Entre 31 de março de 1991 e 12 de novembro de 1995, Croácia e Sérvia travaram, no território croata, uma batalha que deixou mais de 23 mil mortos, e cicatrizes em ambos os povos. Para os croatas, o episódio é chamado de “homeland war” (luta em defesa da terra e da propriedade/casa). A versão sérvia da história trata o tema como uma das guerras civis que resultaram no desmantelamento da antiga Iugoslávia.

A verdade é que, pelo caminho, restaram corpos de homens, mulheres, jovens e idosos. Estima-se que até 40% das vítimas do conflito tenham sido civis. Mais de 700 mil pessoas tiveram que deixar a Croácia, se refugiando em países vizinhos – dentre estes, mais de 250 mil sérvios que viviam na Croácia voltaram ao seu país de origem ou se abrigaram na vizinha Bósnia, especialmente após a Operação “Storm” (Tempestade).

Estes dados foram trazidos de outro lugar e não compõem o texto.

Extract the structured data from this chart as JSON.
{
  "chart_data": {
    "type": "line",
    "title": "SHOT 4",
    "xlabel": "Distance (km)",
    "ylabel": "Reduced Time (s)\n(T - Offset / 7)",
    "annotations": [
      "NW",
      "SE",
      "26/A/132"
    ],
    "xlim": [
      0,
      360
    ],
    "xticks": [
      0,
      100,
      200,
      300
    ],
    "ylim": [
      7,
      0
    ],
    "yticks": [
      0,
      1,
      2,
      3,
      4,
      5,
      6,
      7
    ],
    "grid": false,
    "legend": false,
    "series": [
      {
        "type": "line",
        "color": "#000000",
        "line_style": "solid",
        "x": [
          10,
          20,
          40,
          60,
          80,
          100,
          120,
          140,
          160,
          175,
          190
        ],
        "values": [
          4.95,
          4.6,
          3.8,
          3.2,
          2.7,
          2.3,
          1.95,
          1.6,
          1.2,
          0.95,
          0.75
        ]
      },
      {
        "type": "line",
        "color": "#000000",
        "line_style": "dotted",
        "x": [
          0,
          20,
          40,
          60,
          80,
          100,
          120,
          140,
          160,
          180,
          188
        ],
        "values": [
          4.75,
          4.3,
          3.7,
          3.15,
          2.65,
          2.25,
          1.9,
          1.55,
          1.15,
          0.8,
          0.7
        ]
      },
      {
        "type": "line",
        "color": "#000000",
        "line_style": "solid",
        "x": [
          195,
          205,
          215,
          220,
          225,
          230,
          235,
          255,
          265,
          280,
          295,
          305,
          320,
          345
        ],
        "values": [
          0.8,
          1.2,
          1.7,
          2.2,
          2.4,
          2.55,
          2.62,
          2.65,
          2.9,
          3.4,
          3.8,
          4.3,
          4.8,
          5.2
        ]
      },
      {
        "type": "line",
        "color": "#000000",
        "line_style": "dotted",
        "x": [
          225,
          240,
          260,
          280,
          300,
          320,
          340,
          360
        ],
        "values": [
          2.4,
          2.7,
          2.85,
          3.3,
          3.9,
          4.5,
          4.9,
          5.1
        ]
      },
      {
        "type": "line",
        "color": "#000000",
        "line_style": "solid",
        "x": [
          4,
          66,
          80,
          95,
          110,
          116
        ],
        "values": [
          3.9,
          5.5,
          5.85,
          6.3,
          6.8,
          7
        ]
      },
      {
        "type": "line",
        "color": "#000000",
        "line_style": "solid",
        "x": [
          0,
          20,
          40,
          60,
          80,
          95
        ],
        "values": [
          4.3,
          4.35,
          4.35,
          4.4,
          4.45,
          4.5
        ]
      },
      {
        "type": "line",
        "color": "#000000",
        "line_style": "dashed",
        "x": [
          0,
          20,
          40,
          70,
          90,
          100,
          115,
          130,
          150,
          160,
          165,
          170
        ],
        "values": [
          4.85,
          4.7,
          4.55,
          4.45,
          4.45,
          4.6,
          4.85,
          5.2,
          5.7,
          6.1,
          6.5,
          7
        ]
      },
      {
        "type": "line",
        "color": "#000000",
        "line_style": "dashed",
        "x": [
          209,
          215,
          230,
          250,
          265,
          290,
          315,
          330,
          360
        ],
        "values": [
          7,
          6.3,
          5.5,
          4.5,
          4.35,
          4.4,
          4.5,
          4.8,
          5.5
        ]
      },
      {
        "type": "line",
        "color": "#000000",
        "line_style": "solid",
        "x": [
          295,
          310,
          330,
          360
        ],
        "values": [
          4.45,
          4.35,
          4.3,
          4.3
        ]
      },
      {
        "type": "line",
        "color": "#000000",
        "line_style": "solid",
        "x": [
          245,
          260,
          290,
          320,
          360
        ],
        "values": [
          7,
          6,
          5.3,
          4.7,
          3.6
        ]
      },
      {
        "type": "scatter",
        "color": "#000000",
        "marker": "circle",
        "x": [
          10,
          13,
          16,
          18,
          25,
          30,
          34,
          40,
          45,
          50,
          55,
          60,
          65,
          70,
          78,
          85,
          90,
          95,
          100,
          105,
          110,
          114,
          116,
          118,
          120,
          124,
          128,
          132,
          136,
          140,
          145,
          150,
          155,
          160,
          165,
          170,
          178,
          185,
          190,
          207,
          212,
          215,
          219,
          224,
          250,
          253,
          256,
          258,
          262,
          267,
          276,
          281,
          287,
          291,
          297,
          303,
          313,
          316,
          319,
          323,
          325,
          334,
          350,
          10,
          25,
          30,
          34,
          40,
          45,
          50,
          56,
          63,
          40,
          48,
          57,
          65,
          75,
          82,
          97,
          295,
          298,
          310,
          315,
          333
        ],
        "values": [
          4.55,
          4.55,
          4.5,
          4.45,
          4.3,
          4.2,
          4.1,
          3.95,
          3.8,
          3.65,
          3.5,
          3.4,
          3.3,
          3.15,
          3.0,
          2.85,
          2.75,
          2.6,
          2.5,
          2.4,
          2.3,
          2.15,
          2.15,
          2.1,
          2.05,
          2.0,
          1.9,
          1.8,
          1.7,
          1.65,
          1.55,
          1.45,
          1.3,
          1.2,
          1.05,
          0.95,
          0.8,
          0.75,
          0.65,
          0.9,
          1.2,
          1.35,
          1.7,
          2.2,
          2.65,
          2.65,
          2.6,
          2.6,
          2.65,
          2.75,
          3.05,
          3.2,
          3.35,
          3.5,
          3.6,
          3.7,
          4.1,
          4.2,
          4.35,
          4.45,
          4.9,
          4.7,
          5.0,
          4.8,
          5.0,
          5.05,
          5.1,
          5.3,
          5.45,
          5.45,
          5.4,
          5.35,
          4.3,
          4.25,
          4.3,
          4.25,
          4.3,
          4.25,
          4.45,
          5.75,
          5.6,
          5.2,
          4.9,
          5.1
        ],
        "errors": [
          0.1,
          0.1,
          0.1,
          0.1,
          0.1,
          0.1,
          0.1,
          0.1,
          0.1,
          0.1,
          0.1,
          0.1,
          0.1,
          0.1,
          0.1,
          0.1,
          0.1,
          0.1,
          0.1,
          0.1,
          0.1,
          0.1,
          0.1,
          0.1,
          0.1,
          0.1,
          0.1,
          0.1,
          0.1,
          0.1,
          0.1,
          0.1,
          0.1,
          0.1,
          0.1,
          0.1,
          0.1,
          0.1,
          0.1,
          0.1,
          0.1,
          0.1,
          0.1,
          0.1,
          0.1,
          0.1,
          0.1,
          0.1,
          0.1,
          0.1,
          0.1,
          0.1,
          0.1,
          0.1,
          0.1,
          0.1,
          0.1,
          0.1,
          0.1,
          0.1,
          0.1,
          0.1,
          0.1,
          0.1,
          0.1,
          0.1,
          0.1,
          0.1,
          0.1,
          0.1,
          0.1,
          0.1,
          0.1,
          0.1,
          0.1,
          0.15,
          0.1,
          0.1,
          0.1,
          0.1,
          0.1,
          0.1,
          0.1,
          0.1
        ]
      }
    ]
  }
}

A guerra, que teve início paralelamente à declaração de independência da Croácia, colocou frente a frente o exército croata (inicialmente constituído por apenas 1,5 mil homens), as milícias rebeldes sérvias que viviam na Croácia (e eram contra a independência), e as forças do exército iugoslavo (JNA), liderado pelo presidente sérvio, Slobodan Milosevic. O líder embasava seu discurso intervencionista na necessidade de evitar que as minorias sérvias tivessem seus direitos suprimidos, ao mesmo tempo em que buscava “manter a união” das repúblicas que constituíam a Iugoslávia. Em outras palavras, para salvar os sérvios que moravam em outros países, Milosevic estava disposto a tudo. Até invadir territórios e matar gente.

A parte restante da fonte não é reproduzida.